Positive signs emerging in the mobile sector. Firstly, telcos are offering faster speeds (4G) and better quality of service (priority pass to premium customers), to encourage users to adopt lower data-cap. During 4G launch in Dec 2011, SingTel capped 4G data at 10GB versus 50GB on 3G and intends to lower 3G data cap with more 4G roll out in 2012 (see Table 1 on next page). Lower data-cap is likely to enhance data-revenue. Secondly, Android phones from Samsung & HTC support 4G and Near Field Communication (NFC), not available on iPhone yet. 4G support is crucial as telcos may start to offer 4G over smart phones by mid 2012. Besides NFC enabled phones will allow users to “tap” and pay at over 20K retail points and taxis from June 2012 onwards. Telcos stand to benefit from lower handset subsidies (than iPhone) and revenue sharing for certain Apps on Android platform.

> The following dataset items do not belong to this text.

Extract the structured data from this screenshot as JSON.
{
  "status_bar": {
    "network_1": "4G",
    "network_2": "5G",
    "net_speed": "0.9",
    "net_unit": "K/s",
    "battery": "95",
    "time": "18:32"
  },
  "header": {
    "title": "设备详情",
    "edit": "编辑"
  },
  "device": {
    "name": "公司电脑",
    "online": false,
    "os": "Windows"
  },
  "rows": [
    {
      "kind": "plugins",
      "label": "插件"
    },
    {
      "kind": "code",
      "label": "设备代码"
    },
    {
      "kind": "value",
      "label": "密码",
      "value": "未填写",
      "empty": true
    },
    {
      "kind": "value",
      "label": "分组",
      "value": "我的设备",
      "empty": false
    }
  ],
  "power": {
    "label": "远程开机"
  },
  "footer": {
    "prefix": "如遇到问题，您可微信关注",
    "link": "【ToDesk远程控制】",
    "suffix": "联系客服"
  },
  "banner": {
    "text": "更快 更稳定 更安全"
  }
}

StarHub faces uphill task in consumer broadband. StarHub offers broadband speeds of 50 & 100 Mbps on its Hybrid Co-axial Cable (HFC) network compared to SingTel offering up to 15 Mbps using ADSL technology. As National Broadband Network (NBN) reaches 95% of population in June 2012, many of the high-end customers could switch to lower-margin fibre plans. Meanwhile, in the corporate space, StarHub & M1 concede that NBN progress is quite slow due to the lack of control over service provisioning.

Structural changes for pay TV in the longer term. Under Next Generation Interactive Multimedia, Applications and Services (NIMS) project, regulators want to support contents from various providers accessible on a common set top box. The project is likely to be awarded to one of the three telcos in 1H12F and would be based on IPTV platform in our view. StarHub may need to support IPTV platform in addition to HFC platform.

StarHub is trading above +1SD valuations. We prefer SingTel for its (i) cheap valuation of 12x forward PE versus 16x for StarHub and 13x for M1. Downgrade StarHub to HOLD as we trim FY12F/13F earnings by 3%. Maintain HOLD on M1 as consensus FY12F earnings are 7% above ours. As mobile ARPU has not increased at all, fair value accounting for handsets may lead to disappointment in 2012F.